通过其抗氧化作用,分子氢(H2)被报道能够保护器官免受缺血再灌注引起的组织损伤。为了评估其抗炎效果,我们建立了一个人类炎症性肠病(IBD)的小鼠模型,通过向小鼠提供含有以下物质的水:(1) 5% 右旋糖酐钠(DSS)、(2) 5% DSS和氢气、或(3) 仅氢气,持续7天。在第7天时,DSS诱导的病理结果,包括体重减轻、结肠炎评分增加、结肠长度的病理缩短、结肠病变中IL-12、TNF-α和IL-1β水平的升高,都因DSS溶液中加入氢气而显著受到抑制。组织学分析还显示,由DSS介导的结肠组织破坏伴随巨噬细胞浸润,在氢气的作用下明显受到抑制。

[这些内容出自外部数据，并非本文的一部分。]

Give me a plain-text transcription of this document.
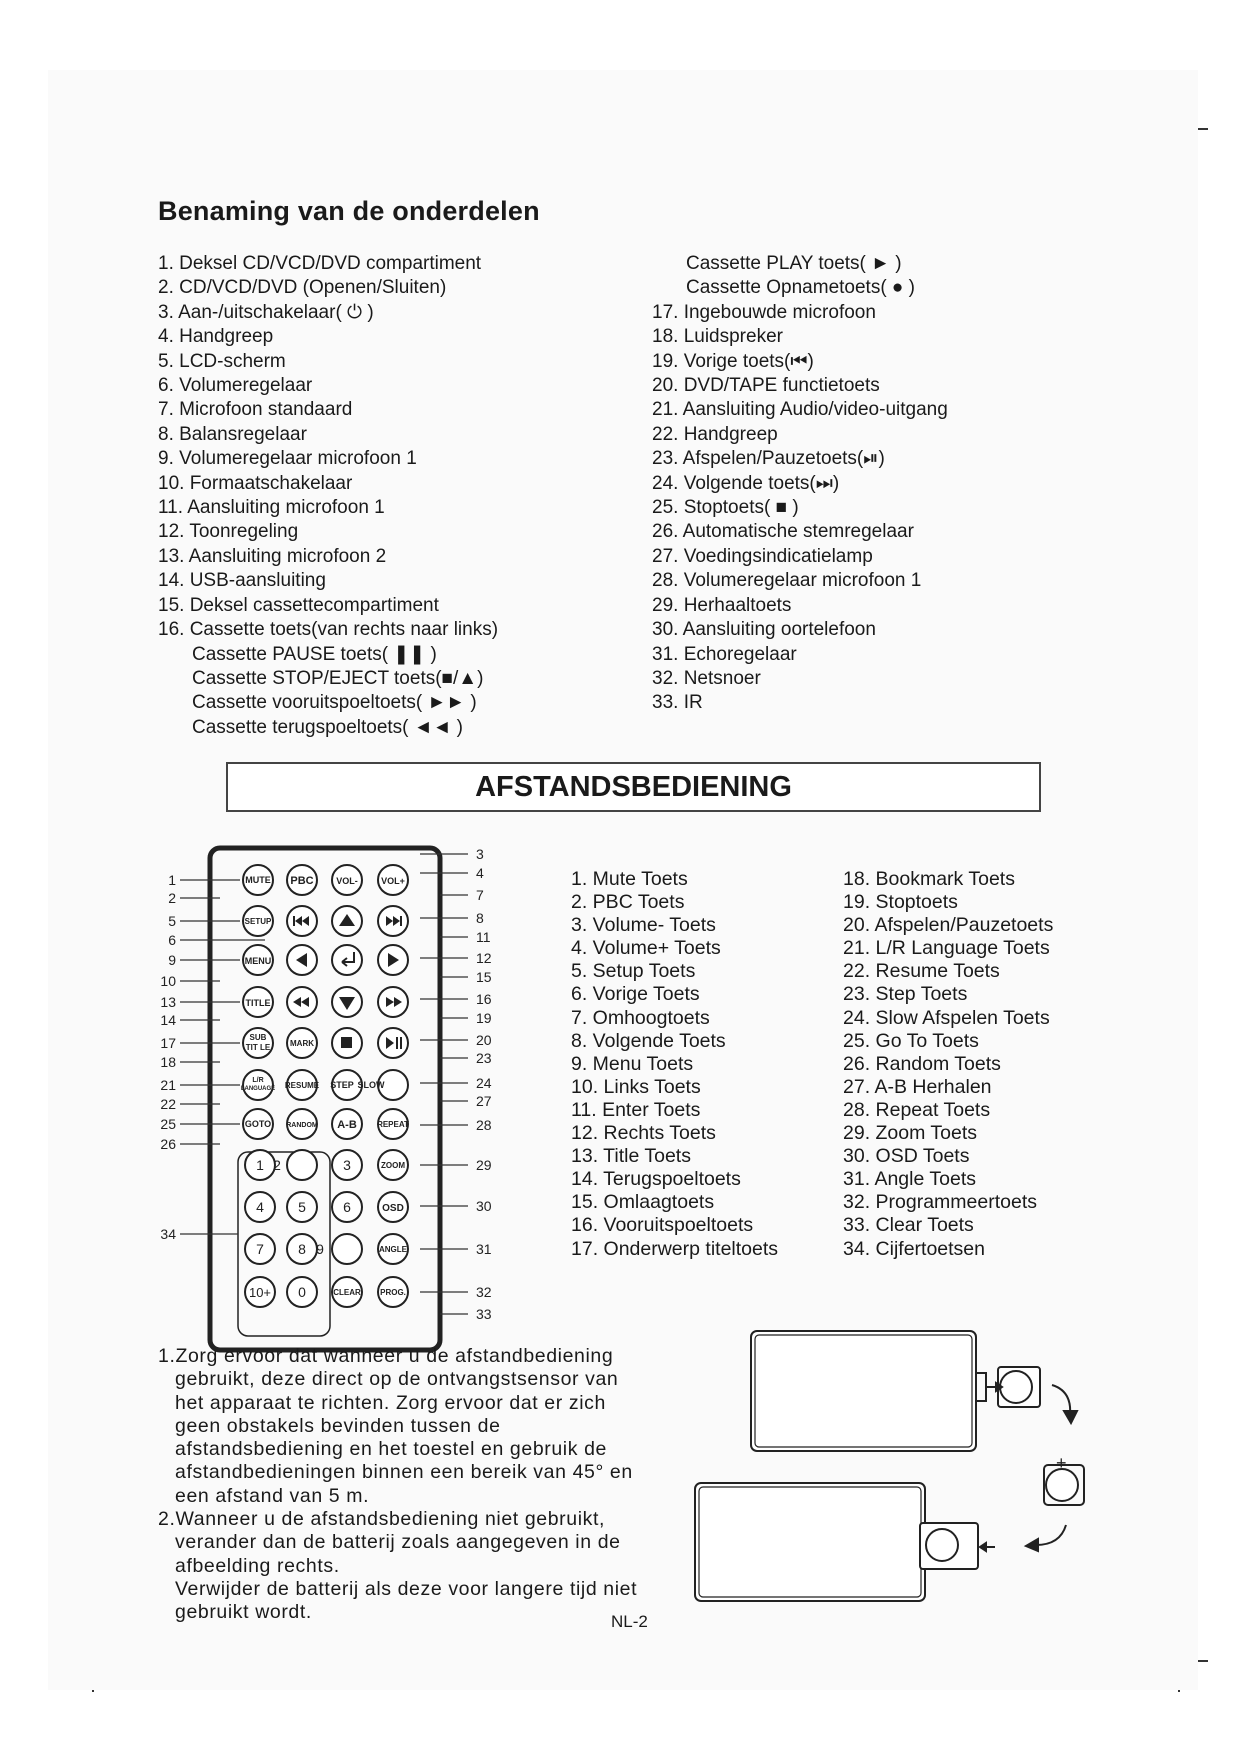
Benaming van de onderdelen
1. Deksel CD/VCD/DVD compartiment
2. CD/VCD/DVD (Openen/Sluiten)
3. Aan-/uitschakelaar( ⏻ )
4. Handgreep
5. LCD-scherm
6. Volumeregelaar
7. Microfoon standaard
8. Balansregelaar
9. Volumeregelaar microfoon 1
10. Formaatschakelaar
11. Aansluiting microfoon 1
12. Toonregeling
13. Aansluiting microfoon 2
14. USB-aansluiting
15. Deksel cassettecompartiment
16. Cassette toets(van rechts naar links)
Cassette PAUSE toets( ❚❚ )
Cassette STOP/EJECT toets(■/▲)
Cassette vooruitspoeltoets( ►► )
Cassette terugspoeltoets( ◄◄ )
Cassette PLAY toets( ► )
Cassette Opnametoets( ● )
17. Ingebouwde microfoon
18. Luidspreker
19. Vorige toets(⏮)
20. DVD/TAPE functietoets
21. Aansluiting Audio/video-uitgang
22. Handgreep
23. Afspelen/Pauzetoets(⏯)
24. Volgende toets(⏭)
25. Stoptoets( ■ )
26. Automatische stemregelaar
27. Voedingsindicatielamp
28. Volumeregelaar microfoon 1
29. Herhaaltoets
30. Aansluiting oortelefoon
31. Echoregelaar
32. Netsnoer
33. IR
AFSTANDSBEDIENING
1
2
5
6
9
10
13
14
17
18
21
22
25
26
34
3
4
7
8
11
12
15
16
19
20
23
24
27
28
29
30
31
32
33
MUTE PBC	VOL-	VOL+
SETUP
MENU
TITLE
SUB
TIT LE MARK
L/R
LANGUAGE RESUME STEP SLOW
GOTO RANDOM A-B	REPEAT
1 2	3	ZOOM
4 5	6	OSD
7 8 9	ANGLE
10+ 0	CLEAR PROG.
1. Mute Toets
2. PBC Toets
3. Volume- Toets
4. Volume+ Toets
5. Setup Toets
6. Vorige Toets
7. Omhoogtoets
8. Volgende Toets
9. Menu Toets
10. Links Toets
11. Enter Toets
12. Rechts Toets
13. Title Toets
14. Terugspoeltoets
15. Omlaagtoets
16. Vooruitspoeltoets
17. Onderwerp titeltoets
18. Bookmark Toets
19. Stoptoets
20. Afspelen/Pauzetoets
21. L/R Language Toets
22. Resume Toets
23. Step Toets
24. Slow Afspelen Toets
25. Go To Toets
26. Random Toets
27. A-B Herhalen
28. Repeat Toets
29. Zoom Toets
30. OSD Toets
31. Angle Toets
32. Programmeertoets
33. Clear Toets
34. Cijfertoetsen
1.Zorg ervoor dat wanneer u de afstandbediening
gebruikt, deze direct op de ontvangstsensor van
het apparaat te richten. Zorg ervoor dat er zich
geen obstakels bevinden tussen de
afstandsbediening en het toestel en gebruik de
afstandbedieningen binnen een bereik van 45° en
een afstand van 5 m.
2.Wanneer u de afstandsbediening niet gebruikt,
verander dan de batterij zoals aangegeven in de
afbeelding rechts.
Verwijder de batterij als deze voor langere tijd niet
gebruikt wordt.
+
NL-2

因此,本研究表明氢气可以预防DSS诱导的小鼠结肠炎的发展。
氢气(H2)被认为具有抗氧化作用。以往的研究表明,以气体形式或溶解在水中的H2能够抑制缺血再灌注引起的大脑、肝脏和心脏组织的氧化应激损伤。与其他气体分子如NO或O2不同,小分子H2可以穿透固体物质,甚至是塑料。基于这种快速渗透性,虽然H2如何消除氧化应激的精确化学机制尚待阐明,但人们认为摄入pH值呈中性的H2水由于其极其负的氧化还原电位值[5],可作为强效的抗氧化剂。然而,H2对非缺血再灌注机制引起的炎症的影响仍需进一步研究。
硫酸右旋糖酐(DSS)诱导的啮齿动物结肠炎已被报告为人类炎症性肠病(IBD),特别是溃疡性结肠炎的动物模型。DSS是一种干扰上皮细胞屏障功能的硫酸化多糖。这使固有层暴露于腔内细菌抗原中,进而引发先天免疫的激活。当通过饮用水应用于小鼠时,DSS会诱导结肠炎,其特征为体重减轻、腹泻和/或明显的血便,以及肠道炎症的组织病理学特征,即隐窝糜烂。

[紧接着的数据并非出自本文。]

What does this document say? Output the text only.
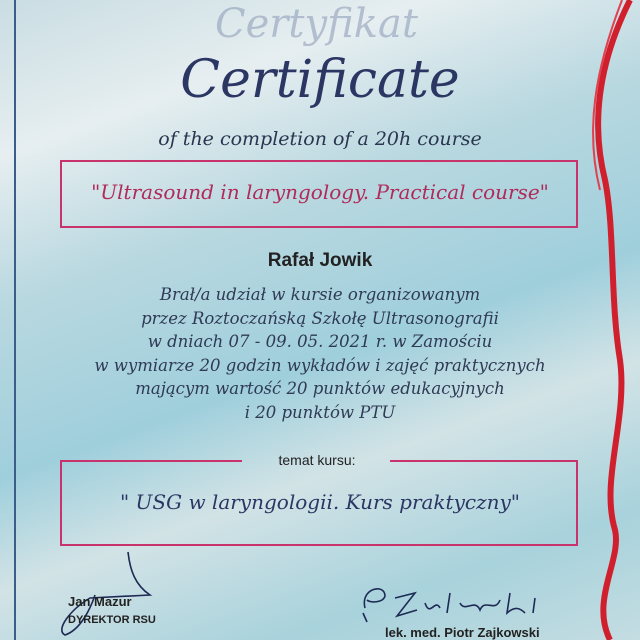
Certyfikat
Certificate
of the completion of a 20h course
"Ultrasound in laryngology. Practical course"
Rafał Jowik
Brał/a udział w kursie organizowanym
przez Roztoczańską Szkołę Ultrasonografii
w dniach 07 - 09. 05. 2021 r. w Zamościu
w wymiarze 20 godzin wykładów i zajęć praktycznych
mającym wartość 20 punktów edukacyjnych
i 20 punktów PTU
temat kursu:
" USG w laryngologii. Kurs praktyczny"
Jan Mazur
DYREKTOR RSU
lek. med. Piotr Zajkowski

DSS诱导的结肠炎中受损的抗氧化机制被认为是其发病原因之一[11]。由于炎症和氧化过程是相互关联的,因此,H2的抗氧化效果应该通过抑制在结肠炎病变中表达的促炎细胞因子(例如IL-1β、IL-12和TNF-α)来防止其发展。特别是,这些促炎细胞因子被认为是DSS诱导的小鼠结肠炎以及人类IBD中发生的组织破坏的原因。然而,目前尚不清楚摄入H2水是否能有效地预防或抑制DSS诱导的结肠炎的炎症结果,我们检查了溶解在水中的氢气对DSS诱导的小鼠结肠炎的影响。
材料与方法
动物。BALB/c小鼠(8-10周龄雄性,每组n=6)在无特定病原体(SPF)条件下饲养。动物被保持在常规房间内,有12小时的光暗周期,温度恒定。本研究采用的实验程序已获得Forsyth IACUC的批准。
氢气的测量。使用针型氢气传感器(Unisense A/S, Aarhus, Denmark)按照Hayashida等人发布的方法测量水或小鼠器官中的氢气(H2)。
生成溶解有H2的水。将高纯度H2气体(Airgas East, Salem, NH)注入水中、林格氏液或含5% DSS的水中,直到H2浓度达到饱和(0.78 mM,在25°C下)。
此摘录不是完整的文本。